Script for validation

Hi,

I need a script which do below

I have one process which runs 24*7 daily and I always has to monitor it now i want to have this automated such that if it stops at anytime we get a exception mail.

For example i use ps -ef|grep 'etl'
above command gives me the desired output.

What i am thinking is like to run this script using cron which will run in evry 5 minutes.

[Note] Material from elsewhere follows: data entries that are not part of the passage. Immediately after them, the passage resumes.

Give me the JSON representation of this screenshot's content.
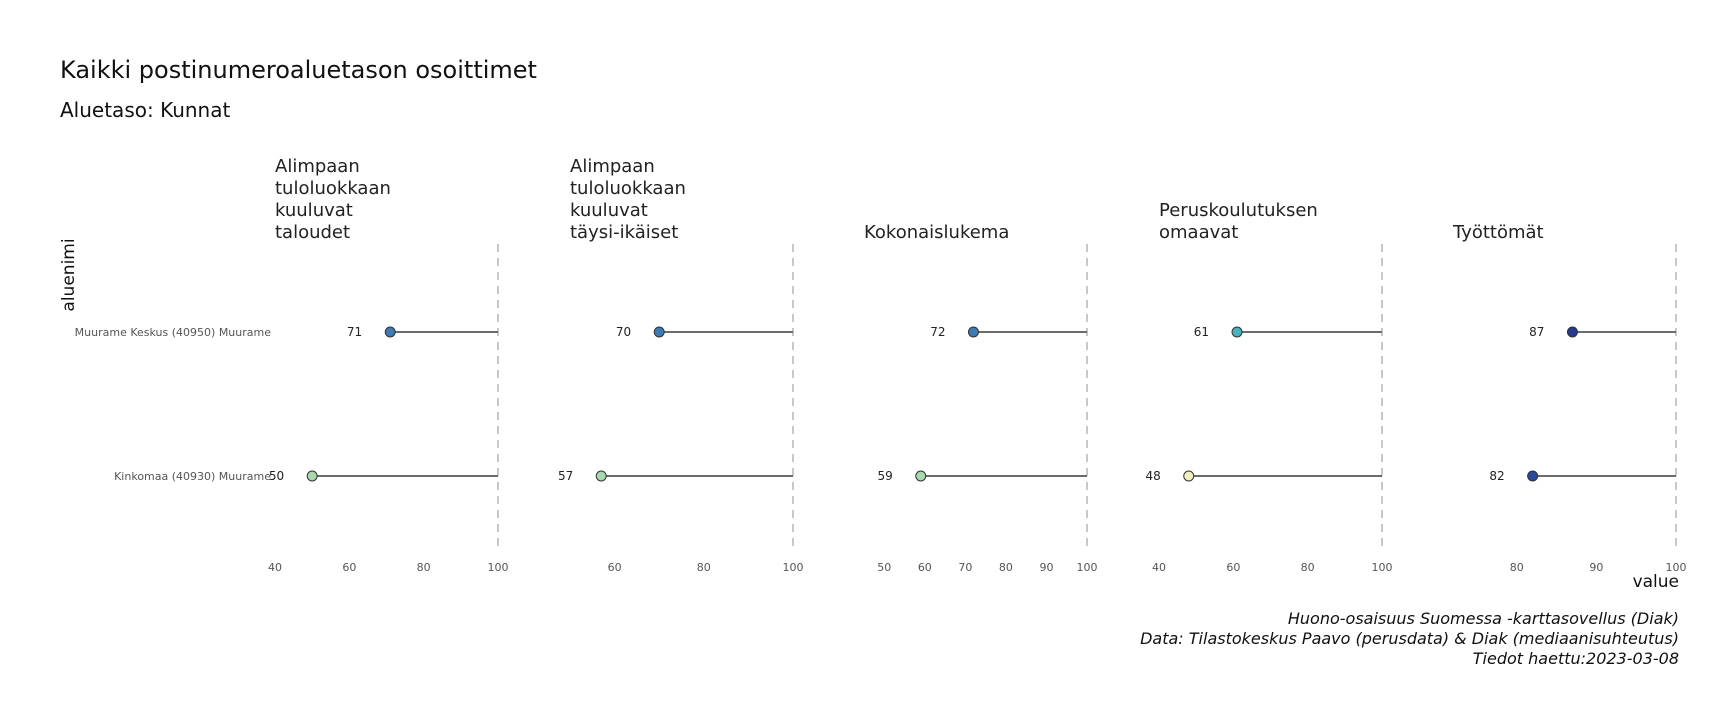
{
  "chart_data": {
    "type": "lollipop",
    "title": "Kaikki postinumeroaluetason osoittimet",
    "subtitle": "Aluetaso: Kunnat",
    "ylabel": "aluenimi",
    "xlabel": "value",
    "reference_value": 100,
    "categories": [
      "Muurame Keskus (40950) Muurame",
      "Kinkomaa (40930) Muurame"
    ],
    "facets": [
      {
        "title_lines": [
          "Alimpaan",
          "tuloluokkaan",
          "kuuluvat",
          "taloudet"
        ],
        "xlim": [
          40,
          100
        ],
        "ticks": [
          40,
          60,
          80,
          100
        ],
        "values": [
          71,
          50
        ],
        "colors": [
          "#3d7ab3",
          "#a8d8b0"
        ]
      },
      {
        "title_lines": [
          "Alimpaan",
          "tuloluokkaan",
          "kuuluvat",
          "täysi-ikäiset"
        ],
        "xlim": [
          50,
          100
        ],
        "ticks": [
          60,
          80,
          100
        ],
        "values": [
          70,
          57
        ],
        "colors": [
          "#3d7ab3",
          "#a8d8b0"
        ]
      },
      {
        "title_lines": [
          "Kokonaislukema"
        ],
        "xlim": [
          45,
          100
        ],
        "ticks": [
          50,
          60,
          70,
          80,
          90,
          100
        ],
        "values": [
          72,
          59
        ],
        "colors": [
          "#3d7ab3",
          "#a8d8b0"
        ]
      },
      {
        "title_lines": [
          "Peruskoulutuksen",
          "omaavat"
        ],
        "xlim": [
          40,
          100
        ],
        "ticks": [
          40,
          60,
          80,
          100
        ],
        "values": [
          61,
          48
        ],
        "colors": [
          "#45b3bc",
          "#f2f2c0"
        ]
      },
      {
        "title_lines": [
          "Työttömät"
        ],
        "xlim": [
          72,
          100
        ],
        "ticks": [
          80,
          90,
          100
        ],
        "values": [
          87,
          82
        ],
        "colors": [
          "#253a8e",
          "#2a4aa0"
        ]
      }
    ],
    "caption_lines": [
      "Huono-osaisuus Suomessa -karttasovellus (Diak)",
      "Data: Tilastokeskus Paavo (perusdata) & Diak (mediaanisuhteutus)",
      "Tiedot haettu:2023-03-08"
    ]
  }
}
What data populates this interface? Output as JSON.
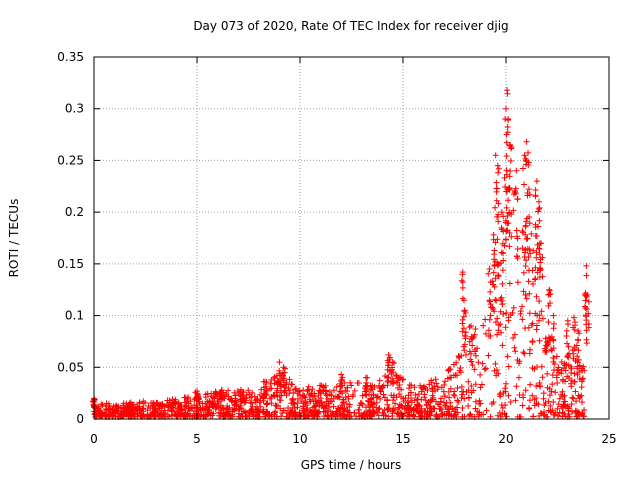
{
  "chart_data": {
    "type": "scatter",
    "title": "Day 073 of 2020, Rate Of TEC Index for receiver djig",
    "xlabel": "GPS time / hours",
    "ylabel": "ROTI / TECUs",
    "xlim": [
      0,
      25
    ],
    "ylim": [
      0,
      0.35
    ],
    "x_ticks": [
      0,
      5,
      10,
      15,
      20,
      25
    ],
    "x_tick_labels": [
      "0",
      "5",
      "10",
      "15",
      "20",
      "25"
    ],
    "y_ticks": [
      0,
      0.05,
      0.1,
      0.15,
      0.2,
      0.25,
      0.3,
      0.35
    ],
    "y_tick_labels": [
      "0",
      "0.05",
      "0.1",
      "0.15",
      "0.2",
      "0.25",
      "0.3",
      "0.35"
    ],
    "grid": true,
    "marker": "+",
    "series": [
      {
        "name": "ROTI",
        "color": "#ff0000",
        "envelope": [
          {
            "x": 0.0,
            "y": 0.012
          },
          {
            "x": 1.0,
            "y": 0.014
          },
          {
            "x": 3.0,
            "y": 0.016
          },
          {
            "x": 5.0,
            "y": 0.02
          },
          {
            "x": 6.5,
            "y": 0.028
          },
          {
            "x": 8.0,
            "y": 0.025
          },
          {
            "x": 9.0,
            "y": 0.045
          },
          {
            "x": 10.0,
            "y": 0.028
          },
          {
            "x": 12.0,
            "y": 0.035
          },
          {
            "x": 13.5,
            "y": 0.035
          },
          {
            "x": 14.5,
            "y": 0.045
          },
          {
            "x": 15.5,
            "y": 0.03
          },
          {
            "x": 17.0,
            "y": 0.04
          },
          {
            "x": 18.0,
            "y": 0.07
          },
          {
            "x": 19.0,
            "y": 0.1
          },
          {
            "x": 19.6,
            "y": 0.15
          },
          {
            "x": 20.0,
            "y": 0.2
          },
          {
            "x": 20.5,
            "y": 0.22
          },
          {
            "x": 21.0,
            "y": 0.2
          },
          {
            "x": 21.5,
            "y": 0.16
          },
          {
            "x": 22.0,
            "y": 0.08
          },
          {
            "x": 23.0,
            "y": 0.06
          },
          {
            "x": 23.8,
            "y": 0.05
          }
        ],
        "peaks": [
          {
            "x": 0.0,
            "y": 0.02
          },
          {
            "x": 5.0,
            "y": 0.027
          },
          {
            "x": 6.2,
            "y": 0.028
          },
          {
            "x": 8.3,
            "y": 0.036
          },
          {
            "x": 9.0,
            "y": 0.055
          },
          {
            "x": 9.2,
            "y": 0.05
          },
          {
            "x": 12.0,
            "y": 0.043
          },
          {
            "x": 13.2,
            "y": 0.04
          },
          {
            "x": 14.3,
            "y": 0.062
          },
          {
            "x": 14.5,
            "y": 0.055
          },
          {
            "x": 17.9,
            "y": 0.142
          },
          {
            "x": 18.0,
            "y": 0.105
          },
          {
            "x": 18.3,
            "y": 0.09
          },
          {
            "x": 19.2,
            "y": 0.145
          },
          {
            "x": 19.4,
            "y": 0.178
          },
          {
            "x": 19.5,
            "y": 0.255
          },
          {
            "x": 19.6,
            "y": 0.245
          },
          {
            "x": 19.8,
            "y": 0.2
          },
          {
            "x": 20.0,
            "y": 0.3
          },
          {
            "x": 20.05,
            "y": 0.318
          },
          {
            "x": 20.1,
            "y": 0.29
          },
          {
            "x": 20.2,
            "y": 0.265
          },
          {
            "x": 20.5,
            "y": 0.24
          },
          {
            "x": 20.9,
            "y": 0.255
          },
          {
            "x": 21.0,
            "y": 0.268
          },
          {
            "x": 21.1,
            "y": 0.248
          },
          {
            "x": 21.5,
            "y": 0.23
          },
          {
            "x": 21.6,
            "y": 0.21
          },
          {
            "x": 21.7,
            "y": 0.17
          },
          {
            "x": 22.1,
            "y": 0.125
          },
          {
            "x": 22.3,
            "y": 0.1
          },
          {
            "x": 23.0,
            "y": 0.095
          },
          {
            "x": 23.3,
            "y": 0.098
          },
          {
            "x": 23.5,
            "y": 0.085
          },
          {
            "x": 23.9,
            "y": 0.148
          },
          {
            "x": 23.95,
            "y": 0.12
          }
        ]
      }
    ]
  }
}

So i need a validation script which works like if my process stops it will throw an exception via mail and will be able to start it immediately.

Please advise.

Many thanks in advance

I would try this:

ps -ef | grep test | grep -v grep
if [ $?==1 ] then; echo "test does not work" |mail -s "confirmation" my@address.com; fi

But I am sure there is more elegant way :slight_smile:

1 Like

Hi Thanks for the suggestion.

I would try this. Meanwhile could you please help me in understand the command you use below

ps -ef | grep test | grep -v grep

ps - ef
  • lists processes
grep test
  • print output lines that contain "test"
grep -v grep 
  • excludes the "grep test" process you ran earlier from the list
1 Like

Hi,

I tried run your script but it is giving me below error

 
: syntax error at line 5: `fi' unexpected

Please help

Your script should look something like this :

#!/bin/bash

#Get the number of processes containing etl running
VAR=`ps -ef | grep 'etl' | grep -v grep | wc -l`

#Verify if VAR >= 1
if [ $VAR -lt 1 ]; then
        echo "Problem -  No etl process running" | mail -s "No process Alert" email@address.com
fi

#END
1 Like

Excellent It worked.

Thanks for your help

---------- Post updated at 09:15 AM ---------- Previous update was at 08:01 AM ----------

Hi Could you please help me to understand the script you made

Well it is quite a simple script. But i'm also a begineer and I will explain it for you:

  • First we declare a variable VAR that computes the number of processes running from the process listing( ps -ef ) that includes "etl" in their name (by using command substitution on bash ` .. `)
    Here we use grep -v grep to exclude the search itsel since a new process will be spawned for grep 'etl' and we don't want this to be counted.
    Then we count the remaining lines by using wc -l
    At this point our VAR variable will hold the number of processes running.

  • We check if the number of process obtained is lower than 1...basically meaning that is 0 which tell us that no process is running.

  • If this is true than we send an email, if not we do nothing.

Hope it helps you to understand it better now.